I let it happen again. All the strength that I built up, I let it fucking crash to the ground. Didn't even get a sincere apology. After all that he hurt me with I thought he would realize how much he hurt me and at least apologize for it. But like always, i fuckin forgive him before he asks and accept him for whatever, flaws included. So he doesnt even apologize, and somehow it gets twisted, and I'm the one left fucking aplogizing. WOW, what a fucking moron I am. He is completelly right. I am a fucking moron.

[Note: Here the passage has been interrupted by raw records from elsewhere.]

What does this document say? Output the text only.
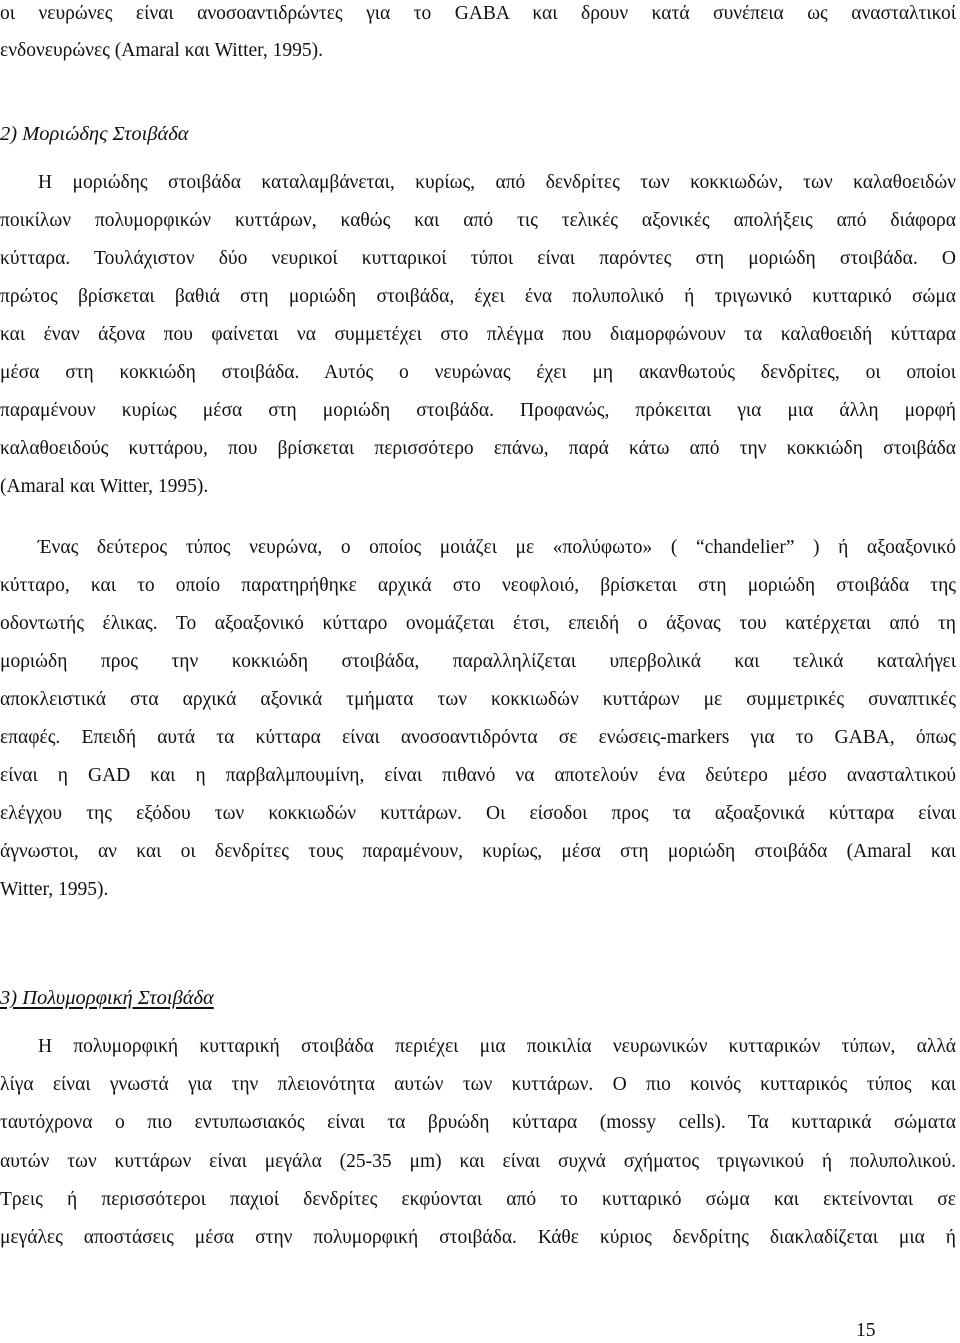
οι νευρώνες είναι ανοσοαντιδρώντες για το GABA και δρουν κατά συνέπεια ως ανασταλτικοί
ενδονευρώνες (Amaral και Witter, 1995).
2) Μοριώδης Στοιβάδα
Η μοριώδης στοιβάδα καταλαμβάνεται, κυρίως, από δενδρίτες των κοκκιωδών, των καλαθοειδών
ποικίλων πολυμορφικών κυττάρων, καθώς και από τις τελικές αξονικές απολήξεις από διάφορα
κύτταρα. Τουλάχιστον δύο νευρικοί κυτταρικοί τύποι είναι παρόντες στη μοριώδη στοιβάδα. Ο
πρώτος βρίσκεται βαθιά στη μοριώδη στοιβάδα, έχει ένα πολυπολικό ή τριγωνικό κυτταρικό σώμα
και έναν άξονα που φαίνεται να συμμετέχει στο πλέγμα που διαμορφώνουν τα καλαθοειδή κύτταρα
μέσα στη κοκκιώδη στοιβάδα. Αυτός ο νευρώνας έχει μη ακανθωτούς δενδρίτες, οι οποίοι
παραμένουν κυρίως μέσα στη μοριώδη στοιβάδα. Προφανώς, πρόκειται για μια άλλη μορφή
καλαθοειδούς κυττάρου, που βρίσκεται περισσότερο επάνω, παρά κάτω από την κοκκιώδη στοιβάδα
(Amaral και Witter, 1995).
Ένας δεύτερος τύπος νευρώνα, ο οποίος μοιάζει με «πολύφωτο» ( “chandelier” ) ή αξοαξονικό
κύτταρο, και το οποίο παρατηρήθηκε αρχικά στο νεοφλοιό, βρίσκεται στη μοριώδη στοιβάδα της
οδοντωτής έλικας. Το αξοαξονικό κύτταρο ονομάζεται έτσι, επειδή ο άξονας του κατέρχεται από τη
μοριώδη προς την κοκκιώδη στοιβάδα, παραλληλίζεται υπερβολικά και τελικά καταλήγει
αποκλειστικά στα αρχικά αξονικά τμήματα των κοκκιωδών κυττάρων με συμμετρικές συναπτικές
επαφές. Επειδή αυτά τα κύτταρα είναι ανοσοαντιδρόντα σε ενώσεις-markers για το GABA, όπως
είναι η GAD και η παρβαλμπουμίνη, είναι πιθανό να αποτελούν ένα δεύτερο μέσο ανασταλτικού
ελέγχου της εξόδου των κοκκιωδών κυττάρων. Οι είσοδοι προς τα αξοαξονικά κύτταρα είναι
άγνωστοι, αν και οι δενδρίτες τους παραμένουν, κυρίως, μέσα στη μοριώδη στοιβάδα (Amaral και
Witter, 1995).
3) Πολυμορφική Στοιβάδα
Η πολυμορφική κυτταρική στοιβάδα περιέχει μια ποικιλία νευρωνικών κυτταρικών τύπων, αλλά
λίγα είναι γνωστά για την πλειονότητα αυτών των κυττάρων. Ο πιο κοινός κυτταρικός τύπος και
ταυτόχρονα ο πιο εντυπωσιακός είναι τα βρυώδη κύτταρα (mossy cells). Τα κυτταρικά σώματα
αυτών των κυττάρων είναι μεγάλα (25-35 μm) και είναι συχνά σχήματος τριγωνικού ή πολυπολικού.
Τρεις ή περισσότεροι παχιοί δενδρίτες εκφύονται από το κυτταρικό σώμα και εκτείνονται σε
μεγάλες αποστάσεις μέσα στην πολυμορφική στοιβάδα. Κάθε κύριος δενδρίτης διακλαδίζεται μια ή
15
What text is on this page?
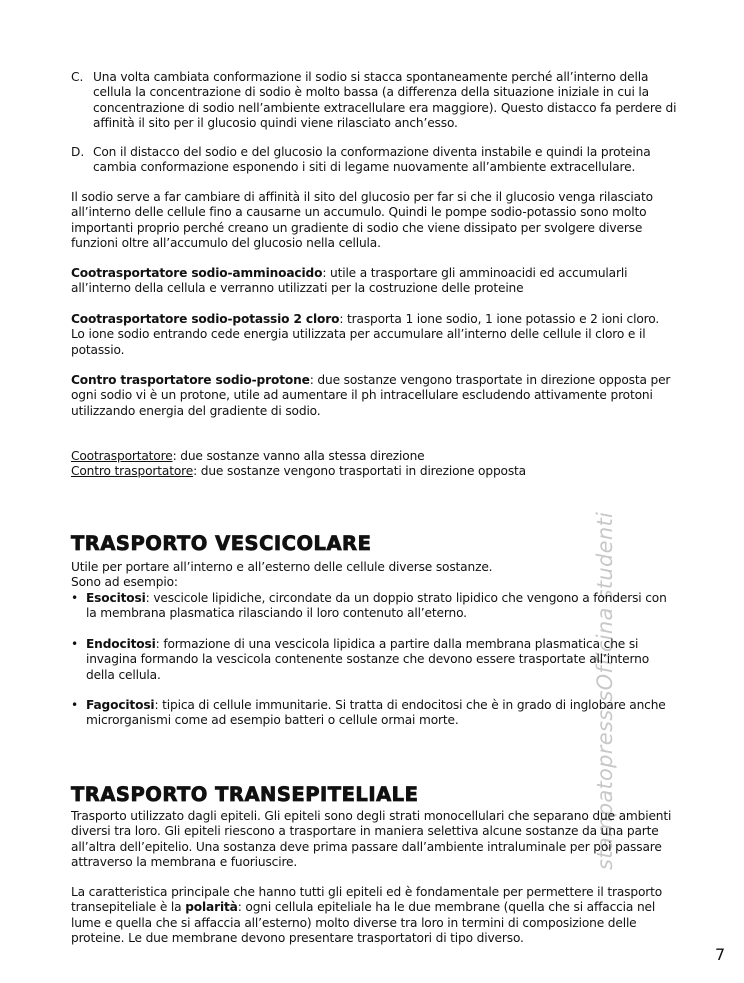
C. Una volta cambiata conformazione il sodio si stacca spontaneamente perché all’interno della cellula la concentrazione di sodio è molto bassa (a differenza della situazione iniziale in cui la concentrazione di sodio nell’ambiente extracellulare era maggiore). Questo distacco fa perdere di affinità il sito per il glucosio quindi viene rilasciato anch’esso.
D. Con il distacco del sodio e del glucosio la conformazione diventa instabile e quindi la proteina cambia conformazione esponendo i siti di legame nuovamente all’ambiente extracellulare.
Il sodio serve a far cambiare di affinità il sito del glucosio per far si che il glucosio venga rilasciato all’interno delle cellule fino a causarne un accumulo. Quindi le pompe sodio-potassio sono molto importanti proprio perché creano un gradiente di sodio che viene dissipato per svolgere diverse funzioni oltre all’accumulo del glucosio nella cellula.
Cootrasportatore sodio-amminoacido: utile a trasportare gli amminoacidi ed accumularli all’interno della cellula e verranno utilizzati per la costruzione delle proteine
Cootrasportatore sodio-potassio 2 cloro: trasporta 1 ione sodio, 1 ione potassio e 2 ioni cloro. Lo ione sodio entrando cede energia utilizzata per accumulare all’interno delle cellule il cloro e il potassio.
Contro trasportatore sodio-protone: due sostanze vengono trasportate in direzione opposta per ogni sodio vi è un protone, utile ad aumentare il ph intracellulare escludendo attivamente protoni utilizzando energia del gradiente di sodio.
Cootrasportatore: due sostanze vanno alla stessa direzione
Contro trasportatore: due sostanze vengono trasportati in direzione opposta
stampatopress-sOfficina studenti
TRASPORTO VESCICOLARE
Utile per portare all’interno e all’esterno delle cellule diverse sostanze.
Sono ad esempio:
• Esocitosi: vescicole lipidiche, circondate da un doppio strato lipidico che vengono a fondersi con la membrana plasmatica rilasciando il loro contenuto all’eterno.
• Endocitosi: formazione di una vescicola lipidica a partire dalla membrana plasmatica che si invagina formando la vescicola contenente sostanze che devono essere trasportate all’interno della cellula.
• Fagocitosi: tipica di cellule immunitarie. Si tratta di endocitosi che è in grado di inglobare anche microrganismi come ad esempio batteri o cellule ormai morte.
TRASPORTO TRANSEPITELIALE
Trasporto utilizzato dagli epiteli. Gli epiteli sono degli strati monocellulari che separano due ambienti diversi tra loro. Gli epiteli riescono a trasportare in maniera selettiva alcune sostanze da una parte all’altra dell’epitelio. Una sostanza deve prima passare dall’ambiente intraluminale per poi passare attraverso la membrana e fuoriuscire.
La caratteristica principale che hanno tutti gli epiteli ed è fondamentale per permettere il trasporto transepiteliale è la polarità: ogni cellula epiteliale ha le due membrane (quella che si affaccia nel lume e quella che si affaccia all’esterno) molto diverse tra loro in termini di composizione delle proteine. Le due membrane devono presentare trasportatori di tipo diverso.
7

And just when I thought, maybe, maybe, he'll be there for me this time and he showed progress. gave me information and the little bit of confidence i needed. and i was like u know wut, everything im so scared of in the future might not be so bad cause he can be a really good friend when he wants to be. he game a lil encouragement...which i dont get alot....at all really from anyone... and then POOF he fucking goes bipolar again.

FUCK IT.

FUCK THIS.

FUCK everything...

I'm just waiting till God takes me away from my pathetic existence.

Monday, May 15, 2006

Girl #1: Where is SUNY Geneseo?
Girls #2 and #3: Geneseo.
Girl#1: Right, but where's that?
Girl #2: New York, it's a SUNY.
Girl #1: Wait, all SUNYs are in New York?
Girl #3: It stands for State University of New York! How could you not know this?
Girl #1: What?! This is just like that time you tried to convince me Spain wasn't in South America.



Kill me now.

Thursday, April 20, 2006

"The past is littered with loss. Each one is a fossil in the folds of our memories, and fossils, although sometimes delicate, are tempting to hold and admire...Memory is a dreamscape, and a dreamscape has no expiration date.It is an eternal present. The dream is all that is behind us, and thus we cant help wanting to go back. The mistake, it seems, it to dwell there. Change in linear time is the one constant truth about the world...Regret of any kind is insidious. It steals from the present. Preserving memory does not steal from the present. Rather, the past, left alone, accumulates to create all that is now."- Martha McPhee

Wednesday, April 19, 2006


You know you're NOT in New York when...

An older woman, ordering very slowly at a Starbucks in Vancouver, "should I get the large or the medium, oh I don't know, I'm not really sure how thirsty I am.... "

She then turns to the six people waiting online behind her, including your correspondent, and says, "I know I'm going slowly, so you all can go in front of me"

To which everyone else waiting on line behind her says in unison, "no, take your time" and "it's okay, don't worry about it" and "we're not in a rush"



Had the best weekend EVER!!! I forgot how fun just bugging out with no pressure could be. Canada is amazing and we DEFINITLY will go back. But now back to reality, work starts tomorrow. OH WELL. This summer wont be that bad. Actually not at all if this weekend was any indication of what you will bring to my life. okie bye bye gotta go.

Saturday, March 18, 2006

Never let someone be your priority while allowing yourself to become their option.

laugh when you can, apologize when you should, and let go of what you can't change. Kiss slowly, play hard, forgive quickly, take chances, give everything and have no regrets. Life's too short to be anything but happy.

Tragedies happen. What can you do? Give up? Quit? No. I realize now that when your heart breaks you gotta fight like hell to make sure you're still alive cuz you are. And that pain you feel? That's life. The confusion and fear? That's there to remind you that somewhere out there is something better and that something is worth fighting for.

Thursday, March 16, 2006

we're so over that we need a new word for over.